9)山背の大兄皇子の東国壬生関連:千郷村の稲置壬生公
 成務天皇5年、県・邑を定め、国造を置いた。麻野県主は、土居氏で紀の国の人で、稲置壬生公である。垂仁天皇の皇子・鐸石別(ぬてしわけ)命の孫が稲置壬生公であり、日本武尊の従兄弟ということになる。壬生は、聖徳太子の子・山背の大兄皇子が、蘇我いるかに攻められたとき、生駒山に逃れて、挽回するならとの、家臣の三輪公との会話で、「もし東国壬生の国に戻り、兵を集めて戦えばきっと勝つだろう。しかし、自分の保身のために、殺生を起こしたくない。」といって、斑鳩寺で自ら一族もろとも火の中で滅びていった。
10)多米町の萬象寺:鑑真渡航と聖徳太子の謎に関連して
東大寺を建立の時、聖武天皇に戒位を授けるために、唐の高僧「鑑真」は、5度の渡航失敗、果ては両目失明にも屈せず、12年目にして、ついに渡海に成功した。

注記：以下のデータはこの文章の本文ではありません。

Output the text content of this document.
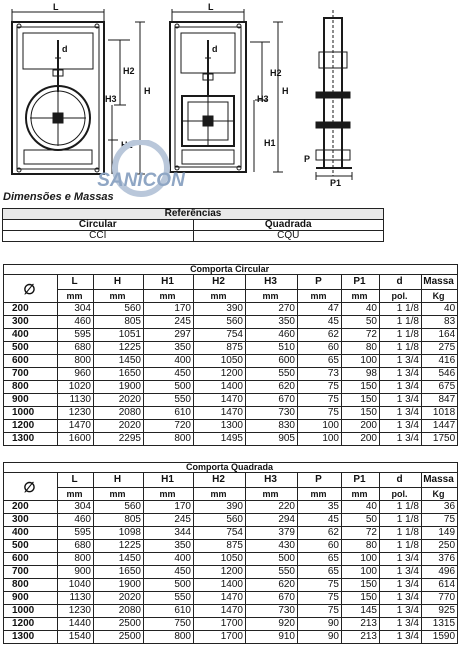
L	L
d	d
H2	H2
H3	H3
H	H
H1	H1
P
P1
SANICON
Dimensões e Massas
Referências	
Circular	Quadrada
CCI	CQU
Comporta Circular									
∅	L	H	H1	H2	H3	P	P1	d	Massa
	mm	mm	mm	mm	mm	mm	mm	pol.	Kg
200	304	560	170	390	270	47	40	1 1/8	40
300	460	805	245	560	350	45	50	1 1/8	83
400	595	1051	297	754	460	62	72	1 1/8	164
500	680	1225	350	875	510	60	80	1 1/8	275
600	800	1450	400	1050	600	65	100	1 3/4	416
700	960	1650	450	1200	550	73	98	1 3/4	546
800	1020	1900	500	1400	620	75	150	1 3/4	675
900	1130	2020	550	1470	670	75	150	1 3/4	847
1000	1230	2080	610	1470	730	75	150	1 3/4	1018
1200	1470	2020	720	1300	830	100	200	1 3/4	1447
1300	1600	2295	800	1495	905	100	200	1 3/4	1750
Comporta Quadrada									
∅	L	H	H1	H2	H3	P	P1	d	Massa
	mm	mm	mm	mm	mm	mm	mm	pol.	Kg
200	304	560	170	390	220	35	40	1 1/8	36
300	460	805	245	560	294	45	50	1 1/8	75
400	595	1098	344	754	379	62	72	1 1/8	149
500	680	1225	350	875	430	60	80	1 1/8	250
600	800	1450	400	1050	500	65	100	1 3/4	376
700	900	1650	450	1200	550	65	100	1 3/4	496
800	1040	1900	500	1400	620	75	150	1 3/4	614
900	1130	2020	550	1470	670	75	150	1 3/4	770
1000	1230	2080	610	1470	730	75	145	1 3/4	925
1200	1440	2500	750	1700	920	90	213	1 3/4	1315
1300	1540	2500	800	1700	910	90	213	1 3/4	1590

その鑑真が、掛錫(かしゃく=禅僧などが修業のために寺に逗留すること)したといわれる寺が、豊橋市多米町の萬象寺であったと三河国総国風土記に載っている。
 「東征伝」(鑑真伝)によると、鑑真の日本渡航の真の理由は聖徳太子の国だからという。
唐大和上「東征伝」は、鑑真の弟子「淡海三船」の書とされるが、その詳細な著述は、山陰道使・三河守を歴任して都にいなかった三船によるものである。鑑真が三河・多米の萬象寺に、掛錫したということも、まんざら根も葉もないものとはいえない。多米の徳合長者が、聖徳太子の勝蔓経の講義を聴きにいったという伝承もある。鑑真は、その真の聖徳太子を偲んで日本渡航をされたのが真相のようだ。